In Bryce Canyon (435/834-5322, www.nps.gov/brca , $25 per vehicle or $12 per bicyclist, pedestrian, or motorcyclist, entry good for seven days and unlimited shuttle use), a geologic fairyland of rock spires rises beneath the high cliffs of the Paunsaugunt Plateau.
This intricate maze, eroded from a soft limestone, now glows with warm shades of reds, oranges, pinks, yellows, and creams. The rocks provide a continuous show of changing color through the day as the sun’s rays and cloud shadows move across the landscape.
Looking at these rock formations is like looking at puffy clouds in the sky; it’s easy to find images in the shapes of the rocks. Some see the natural rock sculptures as Gothic castles, others as Egyptian temples, subterranean worlds inhabited by dragons, or vast armies of a lost empire.
The Paiute Indian tale of the Legend People relates how various animals and birds once lived in a beautiful city built for them by Coyote; when the Legend People began behaving badly toward Coyote, he transformed them all into stone.
Bryce Canyon isn’t a canyon at all, but the largest of a series of massive amphitheaters cut into the Pink Cliffs. In Bryce Canyon National Park, you can gaze into the depths from viewpoints and trails on the plateau rim or hike down moderately steep trails and wind your way among the spires. A 17-mile scenic drive traces the length of the park and passes many overlooks and trailheads. Off-road, the nearly 36,000 acres of Bryce Canyon National Park offer many opportunities to explore spectacular rock features, dense forests, and expansive meadows.

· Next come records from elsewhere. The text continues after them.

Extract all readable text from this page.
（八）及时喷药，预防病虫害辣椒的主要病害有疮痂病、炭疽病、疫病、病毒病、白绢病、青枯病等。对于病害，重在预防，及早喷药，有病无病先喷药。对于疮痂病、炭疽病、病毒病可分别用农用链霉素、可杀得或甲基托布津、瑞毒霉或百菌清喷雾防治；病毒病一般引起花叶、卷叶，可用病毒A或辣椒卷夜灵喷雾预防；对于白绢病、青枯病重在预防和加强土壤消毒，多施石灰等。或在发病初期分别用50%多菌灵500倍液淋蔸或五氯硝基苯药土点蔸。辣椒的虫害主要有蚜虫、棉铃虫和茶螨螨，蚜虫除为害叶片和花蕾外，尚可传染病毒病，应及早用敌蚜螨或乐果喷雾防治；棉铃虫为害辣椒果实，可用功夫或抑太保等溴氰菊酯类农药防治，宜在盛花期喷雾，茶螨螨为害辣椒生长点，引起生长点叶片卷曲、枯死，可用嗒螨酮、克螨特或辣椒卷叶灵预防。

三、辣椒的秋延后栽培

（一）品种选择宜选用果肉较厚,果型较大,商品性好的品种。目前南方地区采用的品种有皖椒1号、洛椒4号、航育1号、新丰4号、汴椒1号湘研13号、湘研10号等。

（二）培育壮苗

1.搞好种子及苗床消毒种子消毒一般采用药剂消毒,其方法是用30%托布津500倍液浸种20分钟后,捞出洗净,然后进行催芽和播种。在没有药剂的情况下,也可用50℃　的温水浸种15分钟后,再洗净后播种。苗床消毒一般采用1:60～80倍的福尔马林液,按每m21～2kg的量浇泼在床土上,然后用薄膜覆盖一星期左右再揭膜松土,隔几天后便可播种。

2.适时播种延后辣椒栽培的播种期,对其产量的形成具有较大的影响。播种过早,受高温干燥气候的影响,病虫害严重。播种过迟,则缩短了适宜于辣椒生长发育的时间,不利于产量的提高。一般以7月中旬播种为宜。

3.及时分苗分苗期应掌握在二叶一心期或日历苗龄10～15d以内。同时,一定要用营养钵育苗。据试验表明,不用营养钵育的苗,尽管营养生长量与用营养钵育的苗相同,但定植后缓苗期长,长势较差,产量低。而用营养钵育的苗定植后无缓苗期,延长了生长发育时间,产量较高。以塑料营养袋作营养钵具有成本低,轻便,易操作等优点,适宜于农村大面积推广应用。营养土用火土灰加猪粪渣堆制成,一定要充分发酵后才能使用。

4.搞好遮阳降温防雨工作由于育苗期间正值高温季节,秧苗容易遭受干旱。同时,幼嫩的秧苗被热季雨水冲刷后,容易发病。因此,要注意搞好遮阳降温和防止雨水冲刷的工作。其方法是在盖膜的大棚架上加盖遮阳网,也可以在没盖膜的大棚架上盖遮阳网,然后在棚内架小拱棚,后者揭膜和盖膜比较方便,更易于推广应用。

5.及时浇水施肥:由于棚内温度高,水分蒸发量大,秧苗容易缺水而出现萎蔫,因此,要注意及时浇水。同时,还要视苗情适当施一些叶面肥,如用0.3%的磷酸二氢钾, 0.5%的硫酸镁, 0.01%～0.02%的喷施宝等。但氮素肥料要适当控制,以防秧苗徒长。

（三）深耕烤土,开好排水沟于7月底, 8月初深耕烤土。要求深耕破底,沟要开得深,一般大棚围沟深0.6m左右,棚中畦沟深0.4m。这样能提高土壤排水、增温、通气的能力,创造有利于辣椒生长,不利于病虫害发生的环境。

The park’s elevation ranges 6,600–9,100 feet, so it’s usually much cooler here than at Utah’s other national parks. Expect pleasantly warm days in summer, frosty nights in spring and autumn, and snow at almost any time of year. The visitor center , scenic drive , and a campground  stay open throughout the year.
The park's landscape originated about 60 million years ago as sediments in a large body of water (named Lake Flagstaff by geologists). Silt and calcium carbonate and other minerals settled on the lake bottom. These sediments consolidated and became the Claron Formation; a soft, silty limestone with some shale and sandstone.
Lake Flagstaff had long since disappeared when the land began to rise as part of the Colorado Plateau uplift about 16 million years ago. Uneven pressures beneath the plateau caused it to break along fault lines into a series of smaller plateaus at different levels known as the "Grand Staircase." Bryce Canyon National Park occupies part of one of these plateaus—the Paunsaugunt.
The spectacular Pink Cliffs on the east edge contain the famous erosional features known as "hoodoos," carved in the Claron Formation. Variations in hardness of the rock layers result in these strange features, which seem almost alive. Water flows through cracks, wearing away softer rock around hard, erosion-resistant caps. Finally, a cap becomes so undercut that the overhang allows water to drip down, leaving a "neck" of rock below the harder cap. Traces of iron and manganese provide the distinctive coloring.
The hoodoos continue to change—new ones form and old ones fade away. Despite appearances, wind plays little role in creation of the landscape; it's the freezing and thawing, snowmelt, and rainwater that dissolve weak layers, pry open cracks, and carve out the forms. The plateau cliffs, meanwhile, recede at a rate of about one foot every 50-65 years; look for trees on the rim that now overhang the abyss. Listen, and you might hear the sounds of pebbles falling away and rolling down the steep slopes.
From Bryce Junction (on U.S. 89, seven miles south of Panguitch ), turn east and go 14 miles on Highway 12, then go south three miles on Highway 63. Or, from Torrey  (near Capitol Reef National Park ), head west 103 miles on Highway 12, then turn south and go three miles (winter snows occasionally close this section). Both approaches have spectacular scenery.